The actors that do return sound off compared to how they are on the show (except James Marsters as Spike) and characters like Buffy and Willow aren't even voiced by their original actors and it shows.

Combine that with drawn out levels and generally uninteresting combat and you have a very dull game that I can't recommend to even the most die-hard of Buffy enjoyers.

Game #5
Right off the bat you have some absolute gold standards when it comes to licensed games. You can play as basically every character in the show, with complete voice acting and loads of bonus features with interviews and behind the scenes content. The game itself, is reasonably fun. The levels are cool with varied types of enemies and the stake system makes what could be overlysimple beat em up combat much more engaging. (Although I do wish you started each level with a stake) My biggest complaint would be it needs to be more immediately apparent what objects you can interact with. There were multiple times I got stuck because I simply didn't realize there was a button blending into the wall I needed to press. I'd wager a large percentage of my time in the game was spent just testing doors to see if they would open. Additionally, the boss fights, while varied, were ultimately very tedious.

Cute lines, fun combat variety, and great recreations of Sunnydale are hampered by often frustrating to the point of baffling puzzles, harsh checkpointing, and confusing level designs. Worth playing for the Buffy devotee, and definitely some good here - an extensive array of extras, and a dedicated multiplayer mode are inessential so inherently welcome surprises - but it feels a little like cookie dough - lovely, but a little more baking required. But I got to fight vampires as Spike and Faith, so can't all be bad.

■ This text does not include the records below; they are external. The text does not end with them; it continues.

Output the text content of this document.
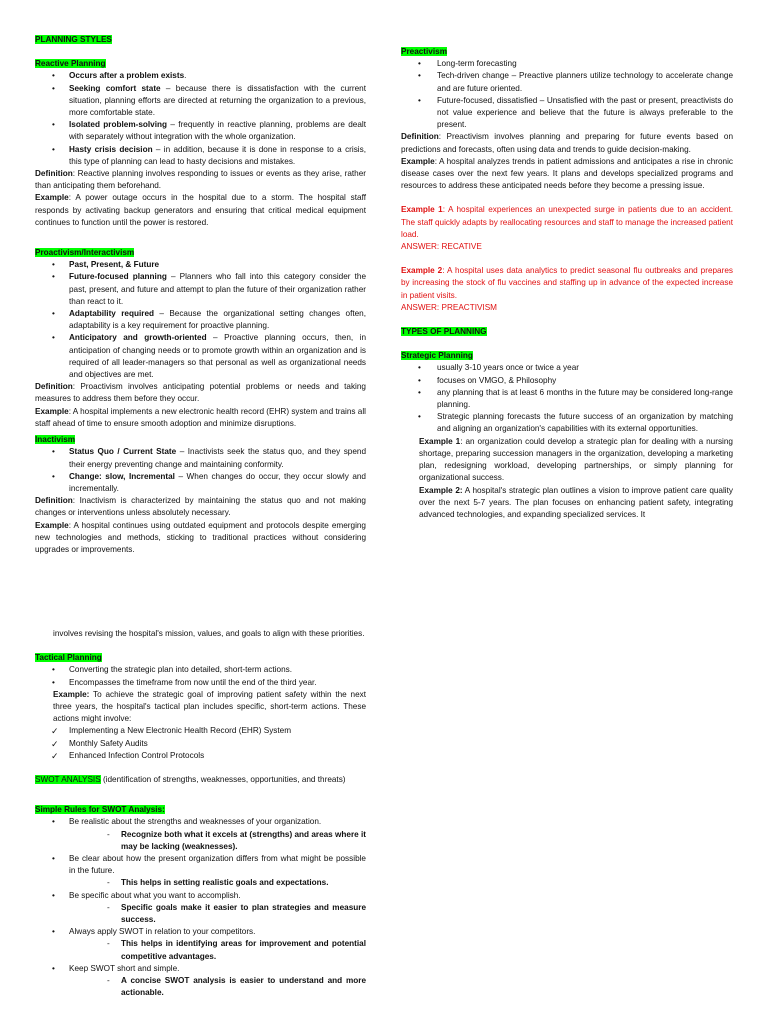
PLANNING STYLES

Reactive Planning

• Occurs after a problem exists.
• Seeking comfort state – because there is dissatisfaction with the current situation, planning efforts are directed at returning the organization to a previous, more comfortable state.
• Isolated problem-solving – frequently in reactive planning, problems are dealt with separately without integration with the whole organization.
• Hasty crisis decision – in addition, because it is done in response to a crisis, this type of planning can lead to hasty decisions and mistakes.

Definition: Reactive planning involves responding to issues or events as they arise, rather than anticipating them beforehand.

Example: A power outage occurs in the hospital due to a storm. The hospital staff responds by activating backup generators and ensuring that critical medical equipment continues to function until the power is restored.

Proactivism/Interactivism

• Past, Present, & Future
• Future-focused planning – Planners who fall into this category consider the past, present, and future and attempt to plan the future of their organization rather than react to it.
• Adaptability required – Because the organizational setting changes often, adaptability is a key requirement for proactive planning.
• Anticipatory and growth-oriented – Proactive planning occurs, then, in anticipation of changing needs or to promote growth within an organization and is required of all leader-managers so that personal as well as organizational needs and objectives are met.

Definition: Proactivism involves anticipating potential problems or needs and taking measures to address them before they occur.

Example: A hospital implements a new electronic health record (EHR) system and trains all staff ahead of time to ensure smooth adoption and minimize disruptions.

Inactivism

• Status Quo / Current State – Inactivists seek the status quo, and they spend their energy preventing change and maintaining conformity.
• Change: slow, Incremental – When changes do occur, they occur slowly and incrementally.

Definition: Inactivism is characterized by maintaining the status quo and not making changes or interventions unless absolutely necessary.

Example: A hospital continues using outdated equipment and protocols despite emerging new technologies and methods, sticking to traditional practices without considering upgrades or improvements.

Preactivism

• Long-term forecasting
• Tech-driven change – Preactive planners utilize technology to accelerate change and are future oriented.
• Future-focused, dissatisfied – Unsatisfied with the past or present, preactivists do not value experience and believe that the future is always preferable to the present.

Definition: Preactivism involves planning and preparing for future events based on predictions and forecasts, often using data and trends to guide decision-making.

Example: A hospital analyzes trends in patient admissions and anticipates a rise in chronic disease cases over the next few years. It plans and develops specialized programs and resources to address these anticipated needs before they become a pressing issue.

Example 1: A hospital experiences an unexpected surge in patients due to an accident. The staff quickly adapts by reallocating resources and staff to manage the increased patient load.

ANSWER: RECATIVE

Example 2: A hospital uses data analytics to predict seasonal flu outbreaks and prepares by increasing the stock of flu vaccines and staffing up in advance of the expected increase in patient visits.

ANSWER: PREACTIVISM

TYPES OF PLANNING

Strategic Planning

• usually 3-10 years once or twice a year
• focuses on VMGO, & Philosophy
• any planning that is at least 6 months in the future may be considered long-range planning.
• Strategic planning forecasts the future success of an organization by matching and aligning an organization's capabilities with its external opportunities.

Example 1: an organization could develop a strategic plan for dealing with a nursing shortage, preparing succession managers in the organization, developing a marketing plan, redesigning workload, developing partnerships, or simply planning for organizational success.

Example 2: A hospital's strategic plan outlines a vision to improve patient care quality over the next 5-7 years. The plan focuses on enhancing patient safety, integrating advanced technologies, and expanding specialized services. It

involves revising the hospital's mission, values, and goals to align with these priorities.

Tactical Planning

• Converting the strategic plan into detailed, short-term actions.
• Encompasses the timeframe from now until the end of the third year.

Example: To achieve the strategic goal of improving patient safety within the next three years, the hospital's tactical plan includes specific, short-term actions. These actions might involve:

✓ Implementing a New Electronic Health Record (EHR) System
✓ Monthly Safety Audits
✓ Enhanced Infection Control Protocols

SWOT ANALYSIS (identification of strengths, weaknesses, opportunities, and threats)

Simple Rules for SWOT Analysis:

• Be realistic about the strengths and weaknesses of your organization.
- Recognize both what it excels at (strengths) and areas where it may be lacking (weaknesses).
• Be clear about how the present organization differs from what might be possible in the future.
- This helps in setting realistic goals and expectations.
• Be specific about what you want to accomplish.
- Specific goals make it easier to plan strategies and measure success.
• Always apply SWOT in relation to your competitors.
- This helps in identifying areas for improvement and potential competitive advantages.
• Keep SWOT short and simple.
- A concise SWOT analysis is easier to understand and more actionable.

Look at this with the Roger Ebert philosophy of rating something on the relative merits of what it’s trying to achieve and it’s a huge success. The original Devil May Cry’s gameplay is a perfect fit for the world of Buffy, and this Fox Studios imitation brand of Capcom’s masterpiece is surprisingly satisfying to play. Land a stake through the heart of a vampire who’s spinning in the air with all the aggression of an LA stunt actor and you’ll be in a heaven that feels incredibly close to the world of the television show it’s trying to replicate.

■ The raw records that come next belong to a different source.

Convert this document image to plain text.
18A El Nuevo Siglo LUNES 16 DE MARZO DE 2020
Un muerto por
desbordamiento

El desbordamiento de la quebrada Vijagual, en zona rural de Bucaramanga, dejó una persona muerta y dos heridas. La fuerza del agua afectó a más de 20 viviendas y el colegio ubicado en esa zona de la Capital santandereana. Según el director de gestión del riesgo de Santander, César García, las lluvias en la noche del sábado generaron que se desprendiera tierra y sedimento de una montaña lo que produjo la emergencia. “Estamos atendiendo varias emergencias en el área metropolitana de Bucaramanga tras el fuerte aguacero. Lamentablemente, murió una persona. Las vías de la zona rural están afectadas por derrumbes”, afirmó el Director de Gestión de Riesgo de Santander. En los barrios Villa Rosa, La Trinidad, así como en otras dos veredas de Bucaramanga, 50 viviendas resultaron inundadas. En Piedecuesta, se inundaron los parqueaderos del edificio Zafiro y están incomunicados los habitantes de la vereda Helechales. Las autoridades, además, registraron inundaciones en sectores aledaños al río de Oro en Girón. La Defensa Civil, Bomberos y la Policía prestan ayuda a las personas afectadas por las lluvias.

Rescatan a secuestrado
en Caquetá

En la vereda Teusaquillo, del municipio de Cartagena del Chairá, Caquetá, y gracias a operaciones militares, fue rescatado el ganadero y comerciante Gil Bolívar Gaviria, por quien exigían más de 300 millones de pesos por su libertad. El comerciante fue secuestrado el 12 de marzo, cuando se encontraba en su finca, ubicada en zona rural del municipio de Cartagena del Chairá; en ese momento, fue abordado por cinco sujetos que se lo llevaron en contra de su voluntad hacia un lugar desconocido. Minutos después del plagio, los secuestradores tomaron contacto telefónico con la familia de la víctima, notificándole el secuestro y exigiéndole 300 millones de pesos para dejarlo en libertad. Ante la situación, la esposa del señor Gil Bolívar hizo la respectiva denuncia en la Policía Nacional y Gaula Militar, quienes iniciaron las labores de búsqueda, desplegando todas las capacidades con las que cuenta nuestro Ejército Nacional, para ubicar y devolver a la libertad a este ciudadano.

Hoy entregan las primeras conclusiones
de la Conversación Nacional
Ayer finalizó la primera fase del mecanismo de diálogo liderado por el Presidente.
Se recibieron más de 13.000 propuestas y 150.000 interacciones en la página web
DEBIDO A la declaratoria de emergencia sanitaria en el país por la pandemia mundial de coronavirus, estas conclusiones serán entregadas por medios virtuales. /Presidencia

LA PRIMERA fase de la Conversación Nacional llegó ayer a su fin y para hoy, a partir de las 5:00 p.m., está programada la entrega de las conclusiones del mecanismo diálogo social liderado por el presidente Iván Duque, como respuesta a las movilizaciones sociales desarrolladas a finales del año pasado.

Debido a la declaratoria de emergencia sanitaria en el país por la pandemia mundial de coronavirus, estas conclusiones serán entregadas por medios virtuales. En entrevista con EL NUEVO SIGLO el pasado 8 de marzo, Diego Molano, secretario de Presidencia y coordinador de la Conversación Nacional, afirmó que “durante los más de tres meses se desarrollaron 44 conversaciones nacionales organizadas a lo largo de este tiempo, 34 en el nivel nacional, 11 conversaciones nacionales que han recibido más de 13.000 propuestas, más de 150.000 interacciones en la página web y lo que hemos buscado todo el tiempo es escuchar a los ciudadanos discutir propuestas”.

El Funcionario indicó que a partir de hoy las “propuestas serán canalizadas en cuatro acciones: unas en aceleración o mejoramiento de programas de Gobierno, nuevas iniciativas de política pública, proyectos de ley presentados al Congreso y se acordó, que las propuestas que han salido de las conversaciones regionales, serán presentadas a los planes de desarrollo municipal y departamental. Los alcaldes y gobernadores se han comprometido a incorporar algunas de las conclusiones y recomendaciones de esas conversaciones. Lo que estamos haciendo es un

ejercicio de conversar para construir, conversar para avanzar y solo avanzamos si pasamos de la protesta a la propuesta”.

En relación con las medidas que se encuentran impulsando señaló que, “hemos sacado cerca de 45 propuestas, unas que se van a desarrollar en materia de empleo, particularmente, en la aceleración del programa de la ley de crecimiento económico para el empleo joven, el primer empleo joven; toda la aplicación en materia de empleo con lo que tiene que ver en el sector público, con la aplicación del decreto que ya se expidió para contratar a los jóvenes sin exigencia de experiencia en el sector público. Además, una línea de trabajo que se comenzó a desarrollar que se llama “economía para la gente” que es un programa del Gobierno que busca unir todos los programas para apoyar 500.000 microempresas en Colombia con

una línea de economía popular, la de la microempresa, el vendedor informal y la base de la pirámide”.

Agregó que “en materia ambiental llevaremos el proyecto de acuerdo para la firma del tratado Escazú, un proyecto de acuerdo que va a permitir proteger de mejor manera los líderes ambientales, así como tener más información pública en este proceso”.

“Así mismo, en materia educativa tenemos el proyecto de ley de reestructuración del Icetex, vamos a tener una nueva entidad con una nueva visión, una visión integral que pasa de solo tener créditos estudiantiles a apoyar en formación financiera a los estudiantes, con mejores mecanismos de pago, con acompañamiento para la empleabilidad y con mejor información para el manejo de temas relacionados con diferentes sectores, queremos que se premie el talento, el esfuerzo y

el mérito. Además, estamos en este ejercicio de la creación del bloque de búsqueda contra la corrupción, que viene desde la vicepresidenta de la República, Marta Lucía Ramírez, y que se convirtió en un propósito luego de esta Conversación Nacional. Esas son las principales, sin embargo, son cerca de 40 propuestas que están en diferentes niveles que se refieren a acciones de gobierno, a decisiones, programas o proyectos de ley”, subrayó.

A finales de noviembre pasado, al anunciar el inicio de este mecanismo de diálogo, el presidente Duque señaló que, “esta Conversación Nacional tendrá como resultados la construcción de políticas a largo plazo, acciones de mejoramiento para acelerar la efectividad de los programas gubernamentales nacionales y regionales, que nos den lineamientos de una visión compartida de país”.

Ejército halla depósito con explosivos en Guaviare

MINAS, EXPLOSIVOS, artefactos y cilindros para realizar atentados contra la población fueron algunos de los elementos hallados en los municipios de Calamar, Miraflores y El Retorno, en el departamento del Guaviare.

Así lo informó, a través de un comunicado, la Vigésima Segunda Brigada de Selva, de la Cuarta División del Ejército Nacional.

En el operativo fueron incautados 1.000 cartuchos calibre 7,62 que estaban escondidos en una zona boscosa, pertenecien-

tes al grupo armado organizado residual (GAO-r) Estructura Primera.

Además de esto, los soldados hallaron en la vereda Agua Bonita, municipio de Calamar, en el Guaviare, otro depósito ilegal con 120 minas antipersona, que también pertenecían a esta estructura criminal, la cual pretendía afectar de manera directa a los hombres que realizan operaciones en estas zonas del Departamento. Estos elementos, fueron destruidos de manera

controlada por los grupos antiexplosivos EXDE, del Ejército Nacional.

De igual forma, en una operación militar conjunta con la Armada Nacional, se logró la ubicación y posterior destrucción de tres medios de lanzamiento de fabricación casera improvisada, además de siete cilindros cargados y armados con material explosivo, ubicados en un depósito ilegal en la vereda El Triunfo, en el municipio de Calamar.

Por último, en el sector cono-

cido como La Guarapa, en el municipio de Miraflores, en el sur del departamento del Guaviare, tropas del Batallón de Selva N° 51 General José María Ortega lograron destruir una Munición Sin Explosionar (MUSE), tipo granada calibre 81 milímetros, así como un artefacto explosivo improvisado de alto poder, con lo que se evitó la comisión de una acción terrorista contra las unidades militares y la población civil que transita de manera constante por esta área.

It’s unfortunate, then, that the game also has you spending hours collecting keys for doors and fuses for fuseboxes and levers for broken switches - anyone remember the episode where Buffy does a block puzzle? I guess this item-fetching filler is a natural drawback of this being a budget TV tie-in that needed to have “OVER 20 HOURS OF GAMEPLAY!” in its Game Informer review.

The story here is straight out of the Whedon mid-season template, which certainly isn’t a complaint. The dialogue has a decent number of the corny chuckle-able quips that the show was known for, and the writers somehow managed to work in a bunch risque lesbian riffs that I’m surprised exist in a mid-2000s 20th Century Fox product. My only complaint is that the game never gets meta with itself - not that I love metanarratives or anything, but the show was always down to get outside itself and examine itself in a fun way fitting of its Twilight Zone roots. Sadly, there’s nothing here like the iconic dream or musical episodes, and the game’s all the poorer for it. Go collect another crypt key.

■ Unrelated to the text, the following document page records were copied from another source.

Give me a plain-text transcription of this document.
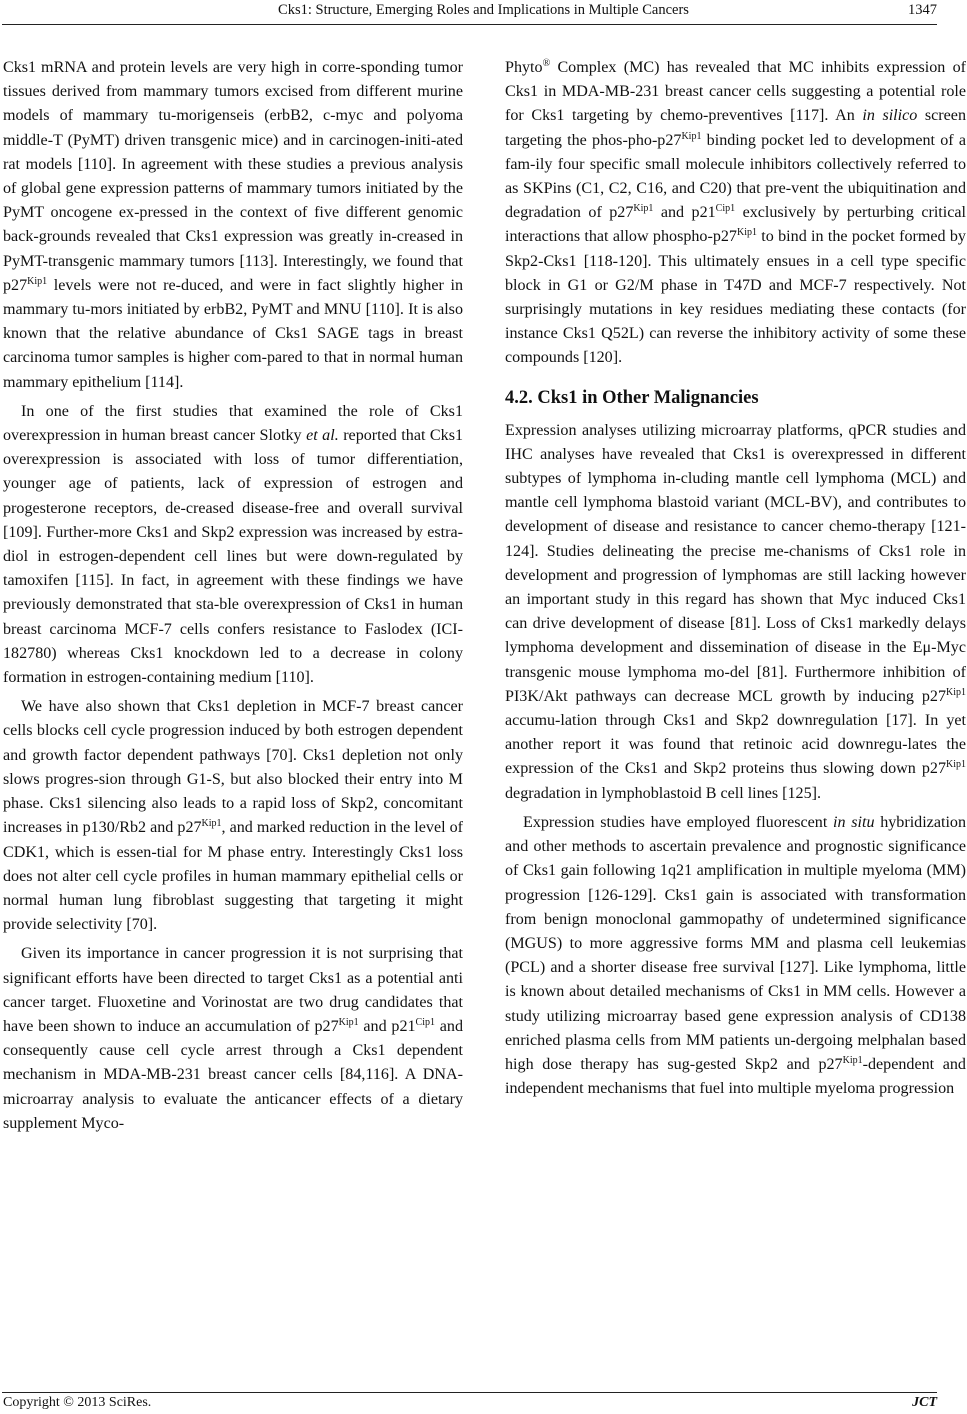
Cks1: Structure, Emerging Roles and Implications in Multiple Cancers	1347

Cks1 mRNA and protein levels are very high in corre-sponding tumor tissues derived from mammary tumors excised from different murine models of mammary tu-morigenseis (erbB2, c-myc and polyoma middle-T (PyMT) driven transgenic mice) and in carcinogen-initi-ated rat models [110]. In agreement with these studies a previous analysis of global gene expression patterns of mammary tumors initiated by the PyMT oncogene ex-pressed in the context of five different genomic back-grounds revealed that Cks1 expression was greatly in-creased in PyMT-transgenic mammary tumors [113]. Interestingly, we found that $p27^{Kip1}$ levels were not re-duced, and were in fact slightly higher in mammary tu-mors initiated by erbB2, PyMT and MNU [110]. It is also known that the relative abundance of Cks1 SAGE tags in breast carcinoma tumor samples is higher com-pared to that in normal human mammary epithelium [114].

In one of the first studies that examined the role of Cks1 overexpression in human breast cancer Slotky et al. reported that Cks1 overexpression is associated with loss of tumor differentiation, younger age of patients, lack of expression of estrogen and progesterone receptors, de-creased disease-free and overall survival [109]. Further-more Cks1 and Skp2 expression was increased by estra-diol in estrogen-dependent cell lines but were down-regulated by tamoxifen [115]. In fact, in agreement with these findings we have previously demonstrated that sta-ble overexpression of Cks1 in human breast carcinoma MCF-7 cells confers resistance to Faslodex (ICI-182780) whereas Cks1 knockdown led to a decrease in colony formation in estrogen-containing medium [110].

We have also shown that Cks1 depletion in MCF-7 breast cancer cells blocks cell cycle progression induced by both estrogen dependent and growth factor dependent pathways [70]. Cks1 depletion not only slows progres-sion through G1-S, but also blocked their entry into M phase. Cks1 silencing also leads to a rapid loss of Skp2, concomitant increases in p130/Rb2 and $p27^{Kip1}$, and marked reduction in the level of CDK1, which is essen-tial for M phase entry. Interestingly Cks1 loss does not alter cell cycle profiles in human mammary epithelial cells or normal human lung fibroblast suggesting that targeting it might provide selectivity [70].

Given its importance in cancer progression it is not surprising that significant efforts have been directed to target Cks1 as a potential anti cancer target. Fluoxetine and Vorinostat are two drug candidates that have been shown to induce an accumulation of $p27^{Kip1}$ and $p21^{Cip1}$ and consequently cause cell cycle arrest through a Cks1 dependent mechanism in MDA-MB-231 breast cancer cells [84,116]. A DNA-microarray analysis to evaluate the anticancer effects of a dietary supplement Myco-

Phyto® Complex (MC) has revealed that MC inhibits expression of Cks1 in MDA-MB-231 breast cancer cells suggesting a potential role for Cks1 targeting by chemo-preventives [117]. An in silico screen targeting the phos-$pho-p27^{Kip1}$ binding pocket led to development of a fam-ily four specific small molecule inhibitors collectively referred to as SKPins (C1, C2, C16, and C20) that pre-vent the ubiquitination and degradation of $p27^{Kip1}$ and $p21^{Cip1}$ exclusively by perturbing critical interactions that allow phospho-$p27^{Kip1}$ to bind in the pocket formed by Skp2-Cks1 [118-120]. This ultimately ensues in a cell type specific block in G1 or G2/M phase in T47D and MCF-7 respectively. Not surprisingly mutations in key residues mediating these contacts (for instance Cks1 Q52L) can reverse the inhibitory activity of some these compounds [120].

4.2. Cks1 in Other Malignancies

Expression analyses utilizing microarray platforms, qPCR studies and IHC analyses have revealed that Cks1 is overexpressed in different subtypes of lymphoma in-cluding mantle cell lymphoma (MCL) and mantle cell lymphoma blastoid variant (MCL-BV), and contributes to development of disease and resistance to cancer chemo-therapy [121-124]. Studies delineating the precise me-chanisms of Cks1 role in development and progression of lymphomas are still lacking however an important study in this regard has shown that Myc induced Cks1 can drive development of disease [81]. Loss of Cks1 markedly delays lymphoma development and dissemination of disease in the Eμ-Myc transgenic mouse lymphoma mo-del [81]. Furthermore inhibition of PI3K/Akt pathways can decrease MCL growth by inducing $p27^{Kip1}$ accumu-lation through Cks1 and Skp2 downregulation [17]. In yet another report it was found that retinoic acid downregu-lates the expression of the Cks1 and Skp2 proteins thus slowing down $p27^{Kip1}$ degradation in lymphoblastoid B cell lines [125].

Expression studies have employed fluorescent in situ hybridization and other methods to ascertain prevalence and prognostic significance of Cks1 gain following 1q21 amplification in multiple myeloma (MM) progression [126-129]. Cks1 gain is associated with transformation from benign monoclonal gammopathy of undetermined significance (MGUS) to more aggressive forms MM and plasma cell leukemias (PCL) and a shorter disease free survival [127]. Like lymphoma, little is known about detailed mechanisms of Cks1 in MM cells. However a study utilizing microarray based gene expression analysis of CD138 enriched plasma cells from MM patients un-dergoing melphalan based high dose therapy has sug-gested Skp2 and $p27^{Kip1}$-dependent and independent mechanisms that fuel into multiple myeloma progression

Copyright © 2013 SciRes.	JCT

The best thing about Chaos Bleeds? Anthony Head - who played Giles on the show - is the game’s 'tutorial voice'. I have never heard a trained thespian sound so deeply, utterly strained in my life before and it is amusingly unpleasant. You haven’t lived until you’re heard Giles say “Buffy, press the UP D-PAD button to use an item in your inventory, or press SELECT to see this again.” and punctuate it with a huge sigh that the sound techs simply chose not to cut out. Brilliant.